Se encogió de hombros.

—El doctor Aquilino Oliveira es un hombre que hay que tomar en serio —proseguí—. Es artillería de alto calibre; un cañón de 125 mm, como mínimo.

—¿Era su padre coronel de artillería?

—De caballería. Pero escuche. El abogado ha usado el cerebro durante toda su vida. Emplear la inteligencia es su trabajo.

—Eso es cierto, hasta ahora siempre ha ido un paso por delante de nosotros.

—Ya lo ha visto. Su instinto fue comprobar si el cuerpo estaba aquí. Su cerebro siempre funciona por delante de sus emociones… hasta que, quizá, recuerda que se supone que tiene emociones.

—Y entonces sale de la habitación para serenarlas.

—Interesante, agente Pinto. Empiezo a ver por qué Narciso me lo asignó. Es usted raro.

—¿De verdad? La mayoría piensa que soy muy normal. Quiere decir aburrido.

—Es cierto que no ha dicho una palabra sobre fútbol, coches o chicas.

—Me gusta el modo en que ve el orden de las cosas, senhor inspector.

—Tal vez sea usted un hombre de ideales. No he visto uno de esos desde…

—¿Mil novecientos setenta y cuatro?

—Un poco después. En el follón que siguió a nuestra gloriosa revolución circulaban un montón de ideas, ideales, visiones. Se fueron apagando.

—Y diez años después nos unimos a Europa. Y ahora ya no tenemos que apañárnoslas por nuestra cuenta. No tenemos que sudar por la noche pensando de dónde sacaremos el próximo escudo. Bruselas nos dice lo que tenemos que hacer. Estamos en nómina. Si nosotros…

—¿Y eso es malo?

—¿Qué es lo que ha cambiado? Los ricos se hacen más ricos. Los enterados prosperan. Por supuesto, hay migajas. Pero ésa es la cuestión, son migajas. Pensamos que nos va mejor porque conducimos un Opel Corsa que nos cuesta el salario de toda una vida mantener mientras nuestros padres nos dan casa, comida y ropa. ¿Eso es progreso? No. Se llama «crédito». ¿Y quién se beneficia del crédito?

—No había oído tanta rabia desde… desde que el Oporto vino aquí y le clavó tres al Benfica.

—No tengo rabia —dijo, sacando la mano por la ventana para refrescársela—. No tengo ni la mitad que usted.

—¿Qué le hace creer que estoy rabioso?

—Él le da rabia. Cree que mató a su hija y le ha dado la mejor coartada posible que un hombre puede exponer… y eso le pone rabioso.

—Ahora me lee la cara de perfil. Lo siguiente será leerme la nuca.

—¿Sabe lo que me molesta? —preguntó Carlos—. Aparenta que es una especie de liberal pero piense en esto: tiene casi setenta años. Debe de haber trabajado la mayor parte de su vida bajo el régimen de Salazar y usted sabe tan bien como yo que en aquel entonces uno no trabajaba si no era políticamente de fiar.
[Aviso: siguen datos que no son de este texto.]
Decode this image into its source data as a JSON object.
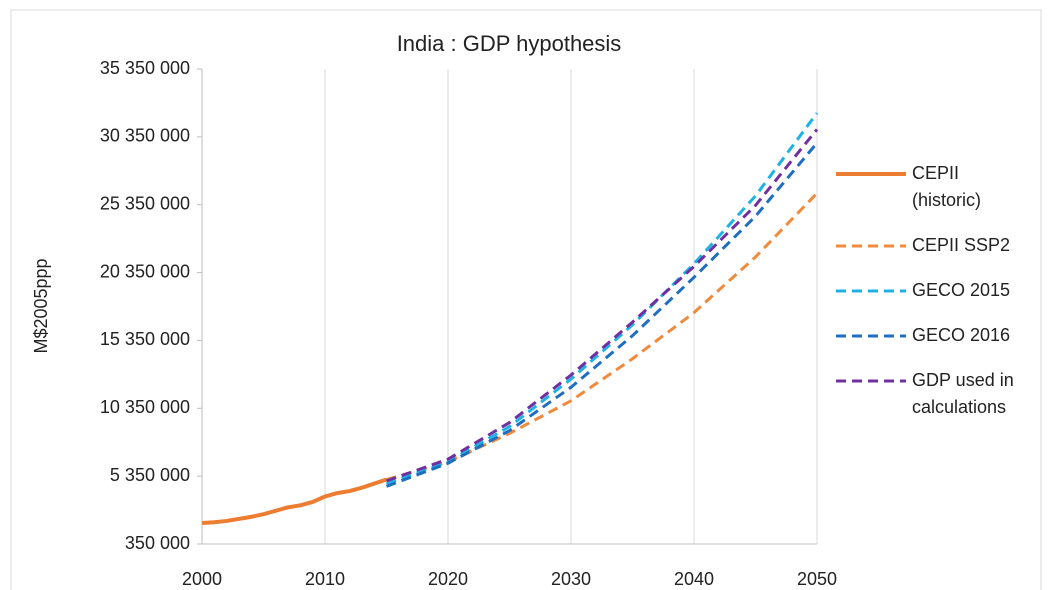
{
  "chart_data": {
    "type": "line",
    "title": "India : GDP hypothesis",
    "y_label": "M$2005ppp",
    "x": [
      2000,
      2001,
      2002,
      2003,
      2004,
      2005,
      2006,
      2007,
      2008,
      2009,
      2010,
      2011,
      2012,
      2013,
      2014,
      2015,
      2020,
      2025,
      2030,
      2035,
      2040,
      2045,
      2050
    ],
    "series": [
      {
        "name": "CEPII (historic)",
        "color": "#ED7D31",
        "dashed": false,
        "values": [
          1900000,
          1950000,
          2050000,
          2200000,
          2350000,
          2550000,
          2800000,
          3050000,
          3200000,
          3450000,
          3850000,
          4100000,
          4250000,
          4500000,
          4800000,
          5100000,
          null,
          null,
          null,
          null,
          null,
          null,
          null
        ]
      },
      {
        "name": "CEPII SSP2",
        "color": "#F08A3C",
        "dashed": true,
        "values": [
          null,
          null,
          null,
          null,
          null,
          null,
          null,
          null,
          null,
          null,
          null,
          null,
          null,
          null,
          null,
          5100000,
          6400000,
          8500000,
          10900000,
          14000000,
          17400000,
          21500000,
          26200000
        ]
      },
      {
        "name": "GECO 2015",
        "color": "#1FB3E5",
        "dashed": true,
        "values": [
          null,
          null,
          null,
          null,
          null,
          null,
          null,
          null,
          null,
          null,
          null,
          null,
          null,
          null,
          null,
          4800000,
          6400000,
          9000000,
          12500000,
          16500000,
          21000000,
          26000000,
          32100000
        ]
      },
      {
        "name": "GECO 2016",
        "color": "#1F6FC1",
        "dashed": true,
        "values": [
          null,
          null,
          null,
          null,
          null,
          null,
          null,
          null,
          null,
          null,
          null,
          null,
          null,
          null,
          null,
          4600000,
          6300000,
          8700000,
          11900000,
          15700000,
          20000000,
          24500000,
          29900000
        ]
      },
      {
        "name": "GDP used in calculations",
        "color": "#7030A0",
        "dashed": true,
        "values": [
          null,
          null,
          null,
          null,
          null,
          null,
          null,
          null,
          null,
          null,
          null,
          null,
          null,
          null,
          null,
          5000000,
          6600000,
          9300000,
          12800000,
          16700000,
          20800000,
          25300000,
          30900000
        ]
      }
    ],
    "xlim": [
      2000,
      2050
    ],
    "xticks": [
      2000,
      2010,
      2020,
      2030,
      2040,
      2050
    ],
    "ylim": [
      350000,
      35350000
    ],
    "yticks": [
      {
        "value": 350000,
        "label": "350 000"
      },
      {
        "value": 5350000,
        "label": "5 350 000"
      },
      {
        "value": 10350000,
        "label": "10 350 000"
      },
      {
        "value": 15350000,
        "label": "15 350 000"
      },
      {
        "value": 20350000,
        "label": "20 350 000"
      },
      {
        "value": 25350000,
        "label": "25 350 000"
      },
      {
        "value": 30350000,
        "label": "30 350 000"
      },
      {
        "value": 35350000,
        "label": "35 350 000"
      }
    ],
    "grid": true
  }
}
—¿Qué pasa aquí, agente Pinto? Me he pasado los últimos veinte años de mi vida sin pensar en la revolución más allá del hecho de que tenemos fiesta el 25 de abril. Llevo menos de medio día con usted y ya hemos hablado de ella tres o cuatro veces. No creo que sea manera de empezar una investigación de asesinato remontarse veinticinco años en el pasado y mirar…

—Era de boquilla. Se estaba vendiendo como liberal. No le creo… y ése es uno de los motivos.

—Los tipos como él son demasiado inteligentes para creer en nada. Cambian…

—No creo que lo hagan. No a estas alturas. Mi padre tiene cuarenta y ocho años, es incapaz de cambiar y ahora es chatarra en el desguace junto con todas sus viejas bombas.

—No se forme ideas fijas sobre la gente, agente Pinto. Enturbiará su visión. No querrá endosarle a alguien una cadena perpetua sólo porque sea políticamente desagradable, ¿verdad?

—No —respondió Carlos, tan inocente como su pelo—, eso no sería justo.